The federal government faces a nearly 24/7 onslaught of cyberthreats. Cybersecurity has become a risk management contest, and the National Security Agency (NSA) must especially consider it because anything that can be controlled digitally is part of the modern battlefield.
According to Marianne Bailey, the NSA’s Deputy National Manager (DNM) for National Security Systems (NSS), there are eyes on cybersecurity throughout the federal government. Agencies want to be active leaders in cybersecurity, and they need solutions that are scalable and interoperable. Cybersecurity is a big deal because it’s an equalizer when it comes to affecting an outcome. The government spends a significant amount of money combatting cyberthreats that often cost very little to deploy. But the cost incurred by cyberthreats per year comes to about $500 billion, according to Bailey.
NSA is now pushing toward enterprise solutions. The agency is not as homogeneous as people may think, Bailey said at the Future of Technology Summits on April 9, because it operates millions of devices developed in every generation imaginable. The agency is inter-operating with other nations and needs the technology that will allow for thriving in all environments.
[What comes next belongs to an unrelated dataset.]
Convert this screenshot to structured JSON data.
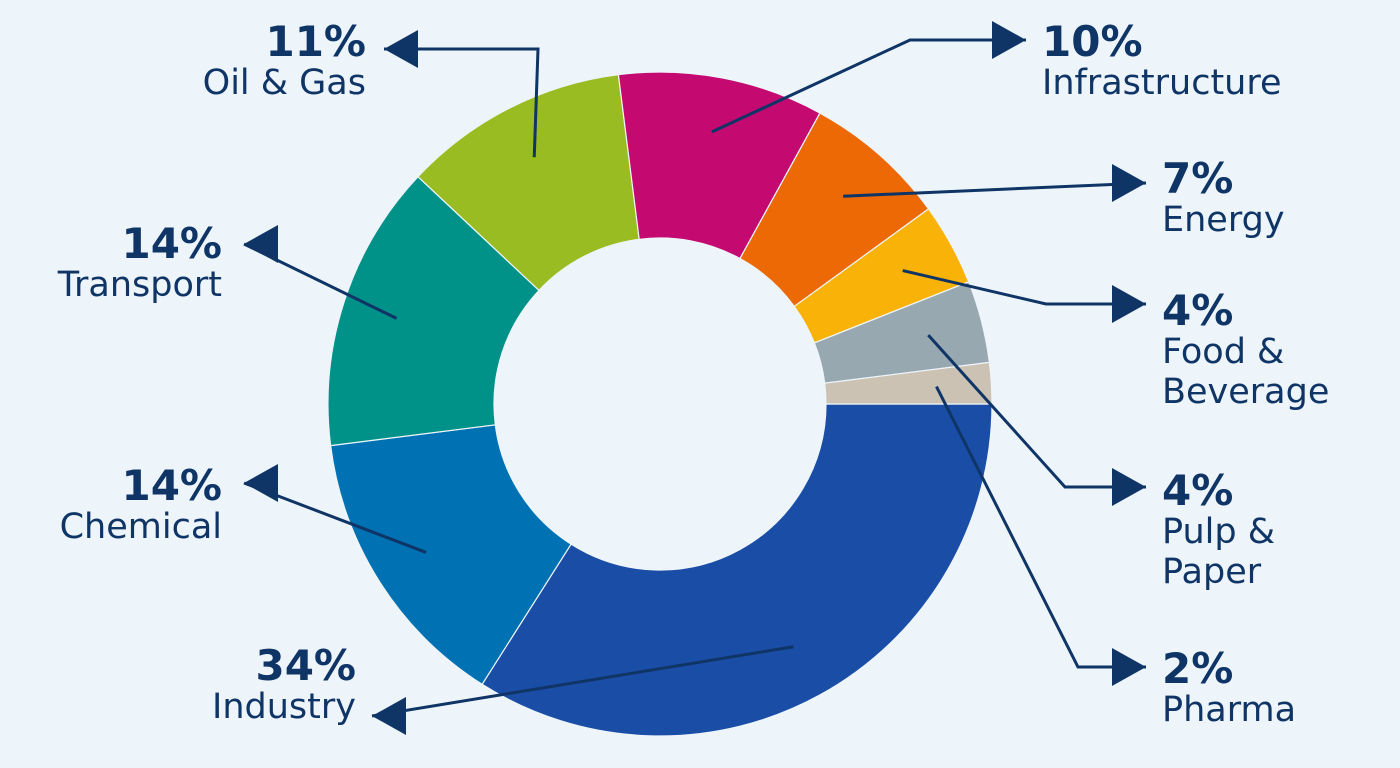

One way that NSA has bolstered its defense capabilities against potential threats involved a threat intelligence initiative with the Defense Department (DoD). The staff at both agencies looked at what threats were the highest priority. They mapped every cyber intrusion observed over the past three to five years by laying out how the adversary got in, how they maneuvered, and what they did in the end that made them successful. They laid everything out and evaluated how prepared they were for future threats.
Ultimately, they found that the endpoint was where most threats were most successful, so they took the $50 million that they were going to invest in the midpoint and moved it to the endpoint.
The result was the .gov Cybersecurity Architecture Review (.govCAR) tool, and NSA officials are working with industry to make it an automated tool.
In addition, NSA faces a considerable demand for information sharing. Mobility is a priority, the agency is pushing to cloud, and executives want everything sensor-enabled and threat aware. The cyber workforce is also a challenge. There are not enough trained personnel to meet demand, and there are far fewer women in the field than men.
NSA has incredible data access management and encryption, Bailey pointed out, and the agency’s staff has done a lot of work on insider activity. “We’ve taken a strategic approach to what we’re looking at,” Bailey stated.
Agency IT personnel have developed algorithms with expected applicability for the next 20 to 30 years, and the end of that lifecycle is fast approaching. Overall, NSA strives to use technology to bolster cybersecurity and meet agency goals.
“We want to use technology better, faster and more efficiently,” Bailey said.